Strip away all the macho posturing, the flowery speeches, the carefully stage-managed photo opportunities.   This motion is Republicans accepting, for the first time, that everybody in Northern Ireland deserves a police force, an impartial Northern Irish police force working under the normal legal guidelines followed by any other police force in the UK (or the rest of Europe for that matter). Crime prevention carried out not by the boys with balaclavas and baseballs, but by *normal*, on-the-beat coppers.  

And if you look at the end of the motion, that acceptance isn’t conditional:  

That the Ard Chomhairle is mandated to implement this motion only when the power-sharing institutions are established and when the Ard Chomhairle is satisfied that the policing and justice powers will be transferred. Or if this does not happen within the St Andrews timeframe, only when acceptable new partnership arrangements to implement the Good Friday Agreement are in place.”  

Whether it’s a power-sharing executive or Plan B, Sinn Fein have agreed to the principle of supporting the PSNI and the criminal justice system. It’s there in back and white.

Now, of course, actions speak louder than words and of course, I still hold much of what Sinn Fein stands for in deep contempt, but… surely isn’t that statement good news for all of us in Northern Ireland?  

In Praise of Dissidentry

Alexander Solzhenitsyn (Russian writer), Vaclav Havel (ex Czech President) and Aung San Suu Kyi (Burmese pro-democracy activist) are all, for different reasons and in different parts of the world, very courageous people. They were also (and in the case of Aung san Suu Kyi still is) dissidents. And. no, that doesn’t mean they firebombed DIY stores or they couldn’t bear having a fenian about the place.

For, despite what the Sinn Fein/DUP Politburos and lazy N.Irish journalists may tell you, “dissident” is not a dirty word, a person to be shunned by all those naice people “committed” to the *Peace* Process.

Back to faithful Wiki, for a rather broader definition of the word “dissident“:

A dissident, broadly defined, is a person who actively opposes an established opinion, policy, or structure. The term is most often used to refer to political dissidents, usually against authoritarian regimes or established constitutional order (although there are rare uses of the phrase philosophical dissident).
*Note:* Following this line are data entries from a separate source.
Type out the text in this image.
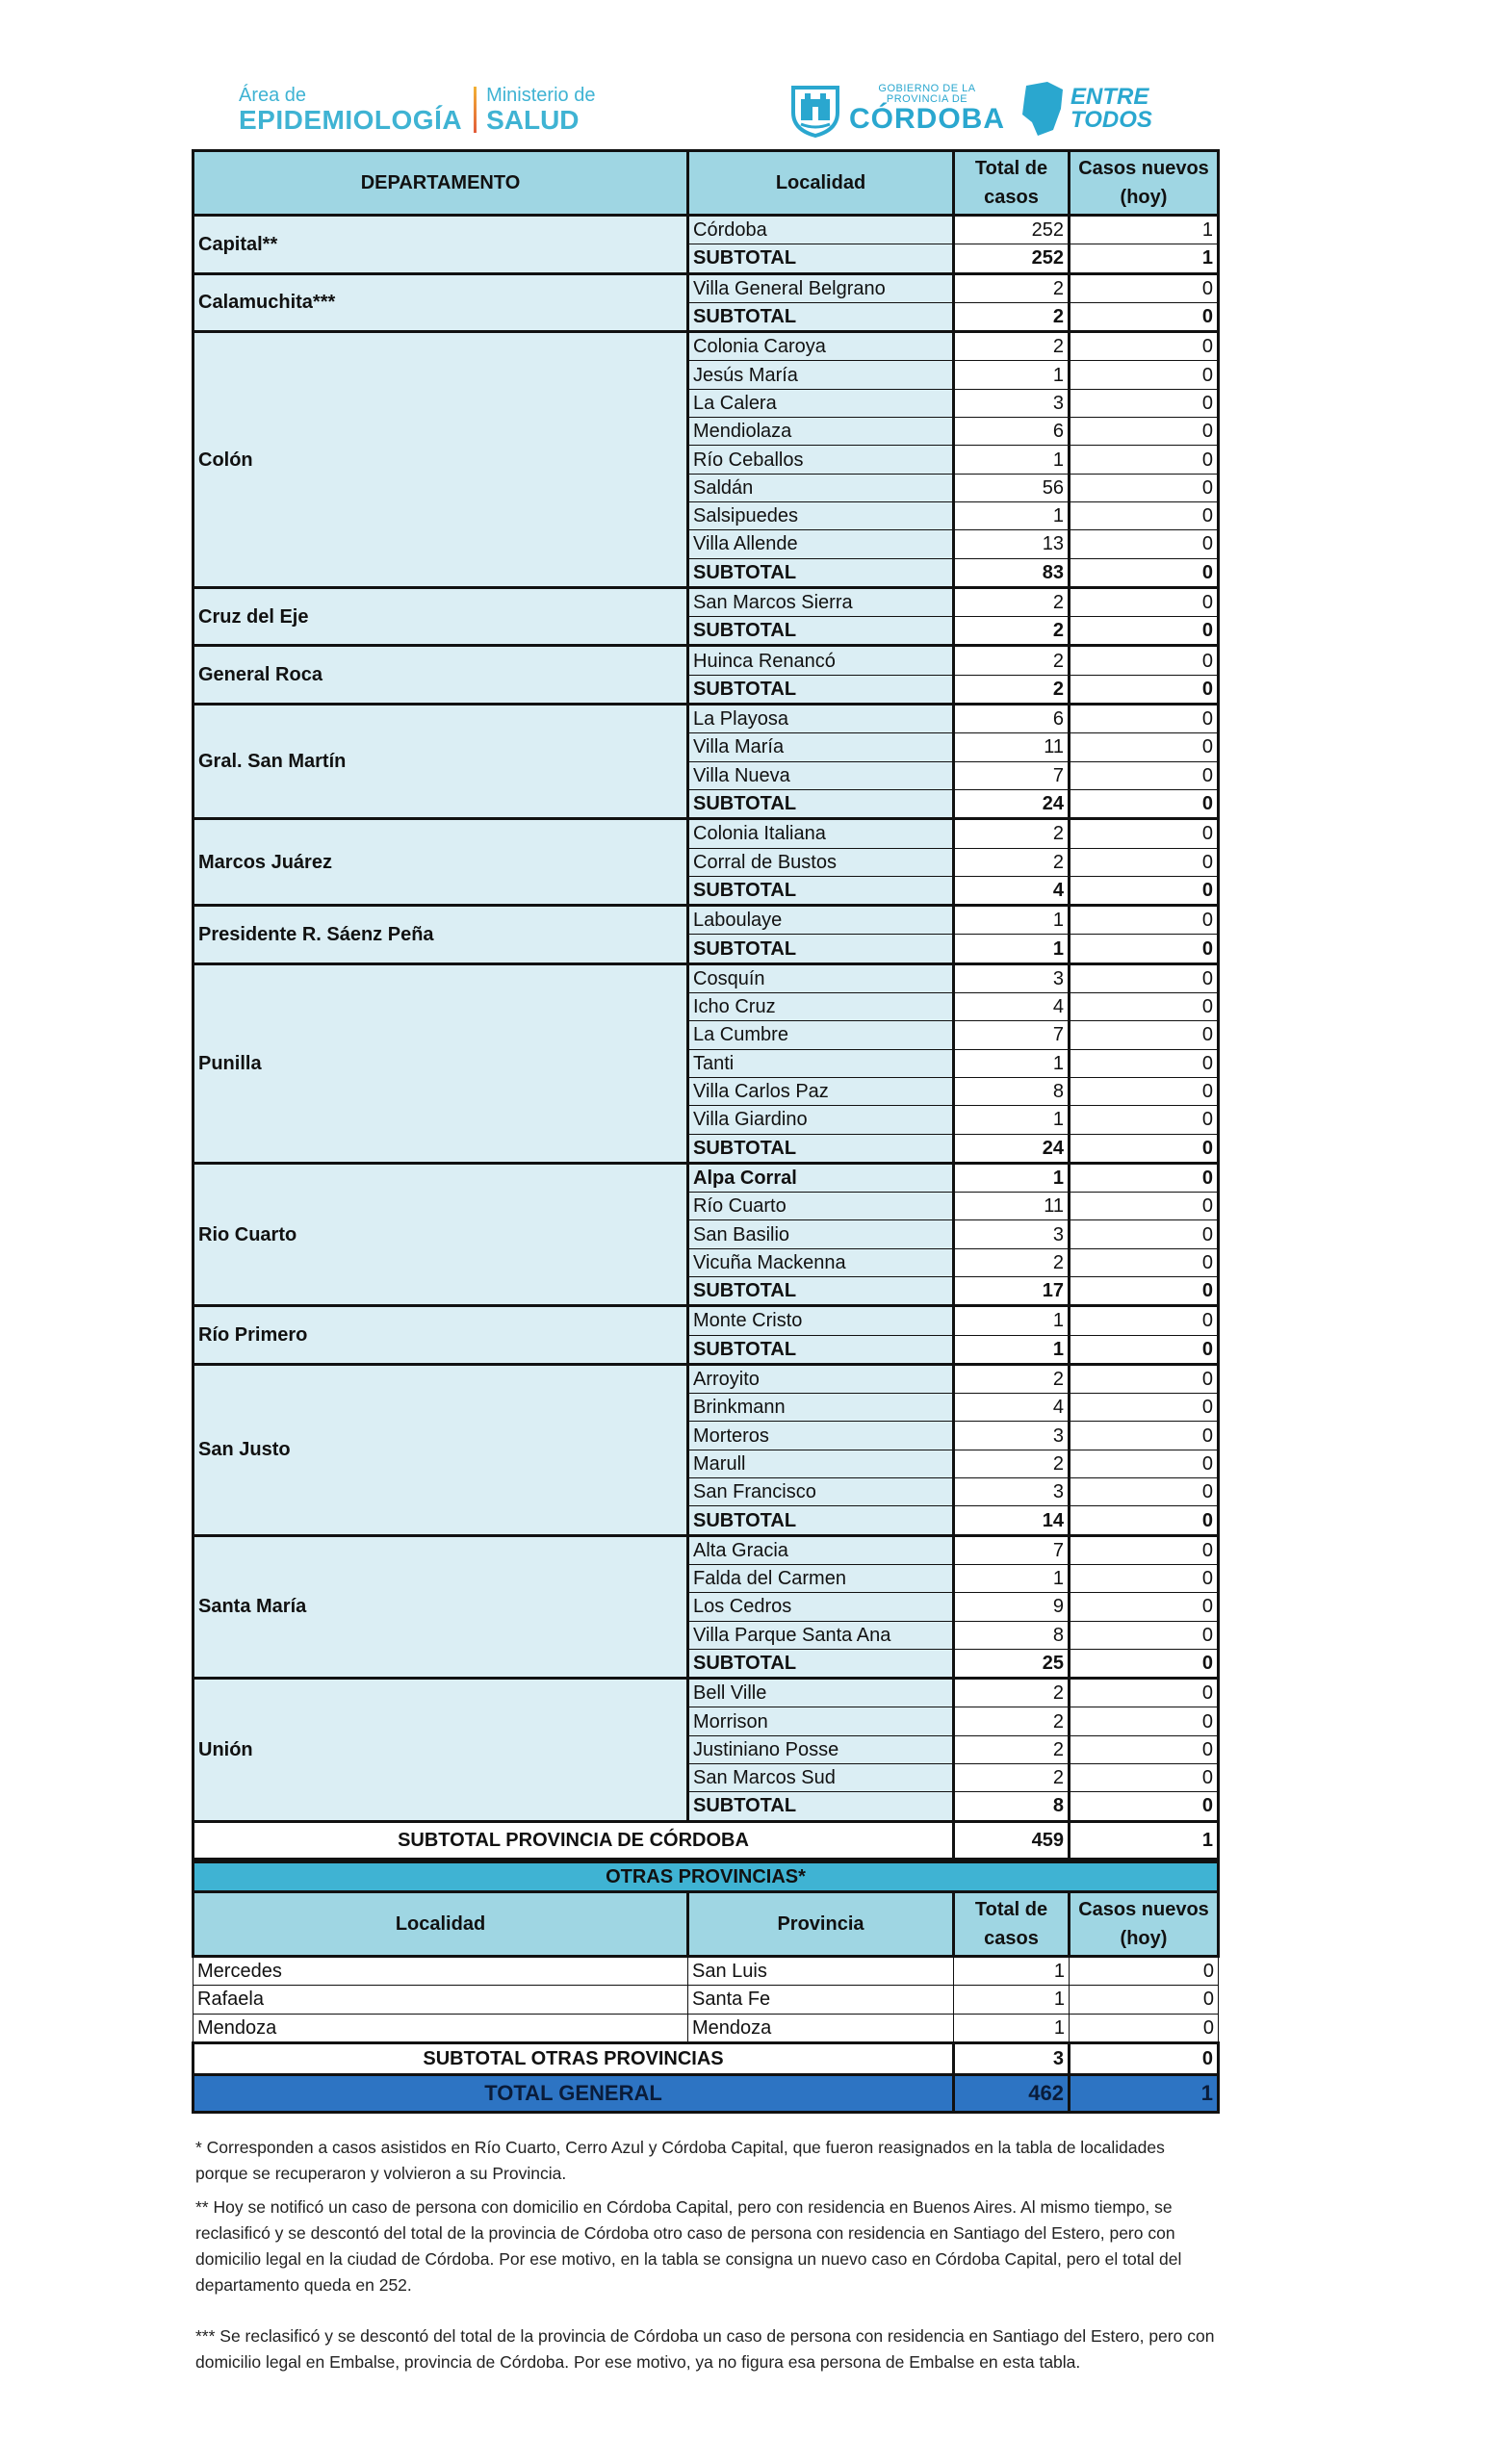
Área de
EPIDEMIOLOGÍA
Ministerio de
SALUD
GOBIERNO DE LA
PROVINCIA DE
CÓRDOBA
ENTRE
TODOS
DEPARTAMENTO	Localidad	Total de casos	Casos nuevos (hoy)
Capital**	Córdoba	252	1
	SUBTOTAL	252	1
Calamuchita***	Villa General Belgrano	2	0
	SUBTOTAL	2	0
Colón	Colonia Caroya	2	0
	Jesús María	1	0
	La Calera	3	0
	Mendiolaza	6	0
	Río Ceballos	1	0
	Saldán	56	0
	Salsipuedes	1	0
	Villa Allende	13	0
	SUBTOTAL	83	0
Cruz del Eje	San Marcos Sierra	2	0
	SUBTOTAL	2	0
General Roca	Huinca Renancó	2	0
	SUBTOTAL	2	0
Gral. San Martín	La Playosa	6	0
	Villa María	11	0
	Villa Nueva	7	0
	SUBTOTAL	24	0
Marcos Juárez	Colonia Italiana	2	0
	Corral de Bustos	2	0
	SUBTOTAL	4	0
Presidente R. Sáenz Peña	Laboulaye	1	0
	SUBTOTAL	1	0
Punilla	Cosquín	3	0
	Icho Cruz	4	0
	La Cumbre	7	0
	Tanti	1	0
	Villa Carlos Paz	8	0
	Villa Giardino	1	0
	SUBTOTAL	24	0
Rio Cuarto	Alpa Corral	1	0
	Río Cuarto	11	0
	San Basilio	3	0
	Vicuña Mackenna	2	0
	SUBTOTAL	17	0
Río Primero	Monte Cristo	1	0
	SUBTOTAL	1	0
San Justo	Arroyito	2	0
	Brinkmann	4	0
	Morteros	3	0
	Marull	2	0
	San Francisco	3	0
	SUBTOTAL	14	0
Santa María	Alta Gracia	7	0
	Falda del Carmen	1	0
	Los Cedros	9	0
	Villa Parque Santa Ana	8	0
	SUBTOTAL	25	0
Unión	Bell Ville	2	0
	Morrison	2	0
	Justiniano Posse	2	0
	San Marcos Sud	2	0
	SUBTOTAL	8	0
SUBTOTAL PROVINCIA DE CÓRDOBA		459	1

OTRAS PROVINCIAS*			
Localidad	Provincia	Total de casos	Casos nuevos (hoy)
Mercedes	San Luis	1	0
Rafaela	Santa Fe	1	0
Mendoza	Mendoza	1	0
SUBTOTAL OTRAS PROVINCIAS		3	0
TOTAL GENERAL		462	1

* Corresponden a casos asistidos en Río Cuarto, Cerro Azul y Córdoba Capital, que fueron reasignados en la tabla de localidades porque se recuperaron y volvieron a su Provincia.

** Hoy se notificó un caso de persona con domicilio en Córdoba Capital, pero con residencia en Buenos Aires. Al mismo tiempo, se reclasificó y se descontó del total de la provincia de Córdoba otro caso de persona con residencia en Santiago del Estero, pero con domicilio legal en la ciudad de Córdoba. Por ese motivo, en la tabla se consigna un nuevo caso en Córdoba Capital, pero el total del departamento queda en 252.

*** Se reclasificó y se descontó del total de la provincia de Córdoba un caso de persona con residencia en Santiago del Estero, pero con domicilio legal en Embalse, provincia de Córdoba. Por ese motivo, ya no figura esa persona de Embalse en esta tabla.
Political dissidents use non-violent means of political dissent, including voicing criticism of the government or dominating ideology, or protesting individual actions by the authorities.

“Dissent”, “Protest”, “Opposition to the Established Norms” and even,”Dissidents” are, (but whisper it gently in Norn Iron), generally recognised as good things for democracy.

Fact: party apparachniks and an electorate who obediently nod at everything Gerry and Big Ian tells them is not going to push forward the democratic process in N.Ireland.

Whilst I’d much rather that the present challenges to the DUP/SF were coming from secular, liberal Unionists and genuinely socialist Republicans respectively, if the end result is the same –the splintering of the DUP and Sinn Fein monoliths and the future development of a non-sectarian, fully functioning political system in Ulster, then I ain’t going to complain.

So, good luck to all the political dissidents!